Y, tras su lectura sobre las indulgencias, decidió dejar escrita esta NOTA para no olvidar que su futuro estaba trenzado de esperanza:
“Noviembre, último mes del año de la Iglesia, del año litúrgico. No por ser el mes de los muertos, porque se tenga una dedicación especial a la celebración de los fieles difuntos, sino porque es el mes que se corona con la exaltación de la Realeza de Jesucristo, con la festividad de Jesucristo, Rey del Universo, que tiene un sentido claramente escatológico (… “pero mi Reino no es de aquí" (Jn 18, 36)). Pone el sello de fe y grandeza al Año, y abre -a su vez- el paso al de mes diciembre, que se prepara -mientras espera- la venida del que ha de nacer, el Hijo, fruto del Amor sin medida del Padre a los hombres, y que los sencillos, abiertos a su Espíritu, saben reconocer cuando llega. Enviado para liberarnos del dominio del pecado y de la muerte. Para alumbrar el amanecer de cada nuevo día del año que se nos concede”.
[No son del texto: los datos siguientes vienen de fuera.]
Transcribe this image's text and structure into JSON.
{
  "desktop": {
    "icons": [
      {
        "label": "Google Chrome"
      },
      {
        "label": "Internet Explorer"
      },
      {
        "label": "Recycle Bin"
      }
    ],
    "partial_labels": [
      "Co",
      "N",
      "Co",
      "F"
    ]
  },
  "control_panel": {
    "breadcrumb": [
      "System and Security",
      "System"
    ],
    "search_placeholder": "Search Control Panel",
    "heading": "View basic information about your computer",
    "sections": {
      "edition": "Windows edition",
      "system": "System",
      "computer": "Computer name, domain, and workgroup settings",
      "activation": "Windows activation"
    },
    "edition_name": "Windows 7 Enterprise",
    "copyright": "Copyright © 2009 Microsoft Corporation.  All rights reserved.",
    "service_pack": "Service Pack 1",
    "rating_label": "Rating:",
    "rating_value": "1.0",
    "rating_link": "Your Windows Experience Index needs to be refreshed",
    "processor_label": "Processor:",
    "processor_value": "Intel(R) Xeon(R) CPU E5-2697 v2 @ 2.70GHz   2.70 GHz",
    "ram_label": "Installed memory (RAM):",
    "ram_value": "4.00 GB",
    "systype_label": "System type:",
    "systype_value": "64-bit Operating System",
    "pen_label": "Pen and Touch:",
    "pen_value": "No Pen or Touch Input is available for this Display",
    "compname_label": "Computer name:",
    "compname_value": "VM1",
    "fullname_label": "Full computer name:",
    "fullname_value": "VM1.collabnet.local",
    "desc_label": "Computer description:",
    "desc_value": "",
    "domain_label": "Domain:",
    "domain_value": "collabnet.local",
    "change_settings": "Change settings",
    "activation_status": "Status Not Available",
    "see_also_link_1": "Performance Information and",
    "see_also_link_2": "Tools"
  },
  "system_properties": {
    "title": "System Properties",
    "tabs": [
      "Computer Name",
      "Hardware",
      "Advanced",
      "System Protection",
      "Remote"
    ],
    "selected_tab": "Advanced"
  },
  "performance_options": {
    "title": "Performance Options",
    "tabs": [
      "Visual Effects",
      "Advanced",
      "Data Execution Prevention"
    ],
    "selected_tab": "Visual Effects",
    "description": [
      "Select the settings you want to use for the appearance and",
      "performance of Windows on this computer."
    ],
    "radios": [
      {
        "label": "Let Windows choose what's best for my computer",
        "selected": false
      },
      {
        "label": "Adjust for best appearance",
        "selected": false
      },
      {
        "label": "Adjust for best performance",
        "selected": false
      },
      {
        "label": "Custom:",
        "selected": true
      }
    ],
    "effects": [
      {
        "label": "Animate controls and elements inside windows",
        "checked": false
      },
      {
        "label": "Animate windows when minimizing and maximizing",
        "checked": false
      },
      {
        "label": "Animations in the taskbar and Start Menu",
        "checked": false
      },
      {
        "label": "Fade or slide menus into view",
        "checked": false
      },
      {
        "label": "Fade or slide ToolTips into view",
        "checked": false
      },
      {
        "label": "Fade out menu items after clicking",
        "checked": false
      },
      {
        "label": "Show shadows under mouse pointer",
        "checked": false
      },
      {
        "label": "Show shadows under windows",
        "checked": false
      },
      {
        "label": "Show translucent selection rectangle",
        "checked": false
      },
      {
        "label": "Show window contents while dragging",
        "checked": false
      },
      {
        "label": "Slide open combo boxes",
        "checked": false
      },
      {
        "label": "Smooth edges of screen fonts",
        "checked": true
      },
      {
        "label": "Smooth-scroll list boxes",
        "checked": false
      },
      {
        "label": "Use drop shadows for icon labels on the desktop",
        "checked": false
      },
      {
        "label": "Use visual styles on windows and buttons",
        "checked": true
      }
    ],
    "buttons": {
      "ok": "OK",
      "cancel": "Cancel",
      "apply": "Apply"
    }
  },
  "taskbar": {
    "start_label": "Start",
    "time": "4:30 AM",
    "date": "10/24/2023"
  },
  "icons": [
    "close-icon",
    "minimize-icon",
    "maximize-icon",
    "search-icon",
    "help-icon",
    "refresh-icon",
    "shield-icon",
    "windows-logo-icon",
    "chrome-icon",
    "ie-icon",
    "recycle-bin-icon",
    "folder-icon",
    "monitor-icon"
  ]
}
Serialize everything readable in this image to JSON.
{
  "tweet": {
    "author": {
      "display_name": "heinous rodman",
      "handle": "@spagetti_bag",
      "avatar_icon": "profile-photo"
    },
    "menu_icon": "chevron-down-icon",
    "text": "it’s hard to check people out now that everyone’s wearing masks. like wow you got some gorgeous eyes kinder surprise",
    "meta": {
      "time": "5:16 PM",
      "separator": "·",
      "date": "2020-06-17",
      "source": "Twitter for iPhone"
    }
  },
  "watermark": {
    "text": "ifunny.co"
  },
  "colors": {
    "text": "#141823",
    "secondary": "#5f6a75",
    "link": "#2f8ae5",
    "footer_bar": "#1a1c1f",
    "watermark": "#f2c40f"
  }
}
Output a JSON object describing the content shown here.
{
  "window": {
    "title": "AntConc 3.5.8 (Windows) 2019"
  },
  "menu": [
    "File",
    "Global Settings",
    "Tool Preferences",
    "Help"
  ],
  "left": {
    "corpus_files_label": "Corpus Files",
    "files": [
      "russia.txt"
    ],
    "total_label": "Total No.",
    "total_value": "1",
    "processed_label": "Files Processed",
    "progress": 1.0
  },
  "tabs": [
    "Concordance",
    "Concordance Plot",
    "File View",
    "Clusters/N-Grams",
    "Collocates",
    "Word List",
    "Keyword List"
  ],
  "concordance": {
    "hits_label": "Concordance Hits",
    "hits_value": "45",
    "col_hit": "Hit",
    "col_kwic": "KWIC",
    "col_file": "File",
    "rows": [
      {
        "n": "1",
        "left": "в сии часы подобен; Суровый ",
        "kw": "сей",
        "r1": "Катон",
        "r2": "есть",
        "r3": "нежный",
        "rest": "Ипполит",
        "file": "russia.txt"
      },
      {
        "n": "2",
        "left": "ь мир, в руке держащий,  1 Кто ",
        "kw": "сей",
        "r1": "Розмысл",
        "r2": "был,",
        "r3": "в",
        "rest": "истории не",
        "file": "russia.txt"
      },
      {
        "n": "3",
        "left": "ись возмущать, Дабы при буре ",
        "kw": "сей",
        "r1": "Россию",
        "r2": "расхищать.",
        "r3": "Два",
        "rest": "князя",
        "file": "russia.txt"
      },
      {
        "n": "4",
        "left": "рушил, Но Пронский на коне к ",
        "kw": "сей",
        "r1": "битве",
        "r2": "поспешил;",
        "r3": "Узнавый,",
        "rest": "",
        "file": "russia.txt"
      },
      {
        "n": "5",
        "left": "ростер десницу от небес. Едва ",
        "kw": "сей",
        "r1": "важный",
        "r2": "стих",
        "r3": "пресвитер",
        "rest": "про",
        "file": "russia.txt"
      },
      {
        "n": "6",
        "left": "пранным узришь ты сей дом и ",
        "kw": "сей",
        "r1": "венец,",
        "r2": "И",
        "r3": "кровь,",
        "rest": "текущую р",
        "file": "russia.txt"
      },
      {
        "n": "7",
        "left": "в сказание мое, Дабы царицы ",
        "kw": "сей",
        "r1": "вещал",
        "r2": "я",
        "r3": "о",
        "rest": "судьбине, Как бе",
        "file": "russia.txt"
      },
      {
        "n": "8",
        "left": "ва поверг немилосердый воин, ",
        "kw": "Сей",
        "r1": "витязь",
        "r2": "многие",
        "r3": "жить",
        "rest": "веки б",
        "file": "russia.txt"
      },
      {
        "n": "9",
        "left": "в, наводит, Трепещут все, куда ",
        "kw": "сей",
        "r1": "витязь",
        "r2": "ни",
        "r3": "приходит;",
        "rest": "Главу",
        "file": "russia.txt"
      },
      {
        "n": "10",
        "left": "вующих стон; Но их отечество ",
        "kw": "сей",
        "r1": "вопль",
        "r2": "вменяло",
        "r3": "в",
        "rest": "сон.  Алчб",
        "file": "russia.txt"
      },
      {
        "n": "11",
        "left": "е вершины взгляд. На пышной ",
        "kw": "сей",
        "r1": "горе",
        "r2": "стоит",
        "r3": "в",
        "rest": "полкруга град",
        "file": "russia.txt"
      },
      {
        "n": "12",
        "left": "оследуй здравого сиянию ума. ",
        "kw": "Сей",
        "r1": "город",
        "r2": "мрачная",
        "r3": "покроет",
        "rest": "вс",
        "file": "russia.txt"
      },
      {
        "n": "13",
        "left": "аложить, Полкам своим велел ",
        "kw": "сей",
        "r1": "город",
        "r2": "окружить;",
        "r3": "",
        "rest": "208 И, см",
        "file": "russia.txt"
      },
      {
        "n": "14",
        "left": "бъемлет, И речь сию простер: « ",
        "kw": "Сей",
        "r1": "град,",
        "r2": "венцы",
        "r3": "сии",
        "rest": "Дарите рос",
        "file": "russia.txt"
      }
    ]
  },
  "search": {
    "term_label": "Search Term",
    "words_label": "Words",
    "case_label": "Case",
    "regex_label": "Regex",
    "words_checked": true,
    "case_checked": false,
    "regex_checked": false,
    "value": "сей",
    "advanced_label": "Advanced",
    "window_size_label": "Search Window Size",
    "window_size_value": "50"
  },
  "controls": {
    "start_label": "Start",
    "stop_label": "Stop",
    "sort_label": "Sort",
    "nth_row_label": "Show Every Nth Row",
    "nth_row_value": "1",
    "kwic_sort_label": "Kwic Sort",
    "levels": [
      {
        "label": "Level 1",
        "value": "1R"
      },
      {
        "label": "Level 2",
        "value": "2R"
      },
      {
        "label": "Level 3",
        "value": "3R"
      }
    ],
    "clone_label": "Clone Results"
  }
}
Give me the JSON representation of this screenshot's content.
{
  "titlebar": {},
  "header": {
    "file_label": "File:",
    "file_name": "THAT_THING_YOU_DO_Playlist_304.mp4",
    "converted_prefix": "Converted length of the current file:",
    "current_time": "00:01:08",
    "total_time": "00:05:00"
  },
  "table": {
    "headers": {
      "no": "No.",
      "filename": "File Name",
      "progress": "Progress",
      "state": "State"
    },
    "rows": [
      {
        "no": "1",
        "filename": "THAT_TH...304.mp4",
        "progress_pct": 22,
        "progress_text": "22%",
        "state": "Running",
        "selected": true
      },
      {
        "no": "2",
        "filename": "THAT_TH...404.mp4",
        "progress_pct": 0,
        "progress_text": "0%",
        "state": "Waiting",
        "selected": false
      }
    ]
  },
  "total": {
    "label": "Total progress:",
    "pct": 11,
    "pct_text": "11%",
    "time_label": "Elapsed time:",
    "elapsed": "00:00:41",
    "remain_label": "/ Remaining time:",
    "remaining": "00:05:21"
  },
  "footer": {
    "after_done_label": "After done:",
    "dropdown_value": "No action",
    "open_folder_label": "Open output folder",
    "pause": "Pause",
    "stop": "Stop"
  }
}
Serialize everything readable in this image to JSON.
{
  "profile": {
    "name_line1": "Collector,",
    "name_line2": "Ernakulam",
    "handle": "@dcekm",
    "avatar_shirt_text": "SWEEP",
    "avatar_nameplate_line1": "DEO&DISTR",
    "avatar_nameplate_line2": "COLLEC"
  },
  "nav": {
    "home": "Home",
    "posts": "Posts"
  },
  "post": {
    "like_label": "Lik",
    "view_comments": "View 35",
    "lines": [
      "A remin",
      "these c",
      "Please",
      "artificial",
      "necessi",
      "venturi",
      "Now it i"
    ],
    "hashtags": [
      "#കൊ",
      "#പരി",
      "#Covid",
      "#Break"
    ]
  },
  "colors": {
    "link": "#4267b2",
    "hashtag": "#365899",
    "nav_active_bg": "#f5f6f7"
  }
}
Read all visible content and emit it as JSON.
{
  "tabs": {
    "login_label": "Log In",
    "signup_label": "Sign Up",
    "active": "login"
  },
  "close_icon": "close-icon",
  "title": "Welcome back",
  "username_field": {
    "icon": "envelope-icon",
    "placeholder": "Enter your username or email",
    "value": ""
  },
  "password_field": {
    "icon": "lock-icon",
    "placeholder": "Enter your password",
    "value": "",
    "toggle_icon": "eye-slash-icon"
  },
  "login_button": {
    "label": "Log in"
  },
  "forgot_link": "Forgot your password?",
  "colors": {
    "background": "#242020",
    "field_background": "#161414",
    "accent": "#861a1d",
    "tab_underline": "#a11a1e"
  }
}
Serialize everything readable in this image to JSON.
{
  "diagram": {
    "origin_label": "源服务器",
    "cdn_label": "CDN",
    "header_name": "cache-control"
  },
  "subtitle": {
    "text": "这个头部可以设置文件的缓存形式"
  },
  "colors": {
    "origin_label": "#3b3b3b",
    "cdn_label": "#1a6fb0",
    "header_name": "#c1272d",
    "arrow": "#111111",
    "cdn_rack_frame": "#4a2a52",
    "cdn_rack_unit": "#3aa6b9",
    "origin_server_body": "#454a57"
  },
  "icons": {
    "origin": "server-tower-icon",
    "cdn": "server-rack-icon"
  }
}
Entonces recordó por qué las viejas ermitas románicas, como la de su pueblo, señalan hacia el este, a modo de grandes jalones pétreos enclavados en nuestros paisajes, orientadas al Sol naciente, indicando el rumbo hacia donde apunta la travesía de la barca de Pedro, hasta que alcance el horizonte de la Historia y arribe al puerto de la eternidad, donde el Sol ya no se pondrá más.
Y terminó su anotación con un deseo, para los suyos y para todos, que expresó como se le ocurrió: ¡Buena singladura! y ¡feliz arribada!.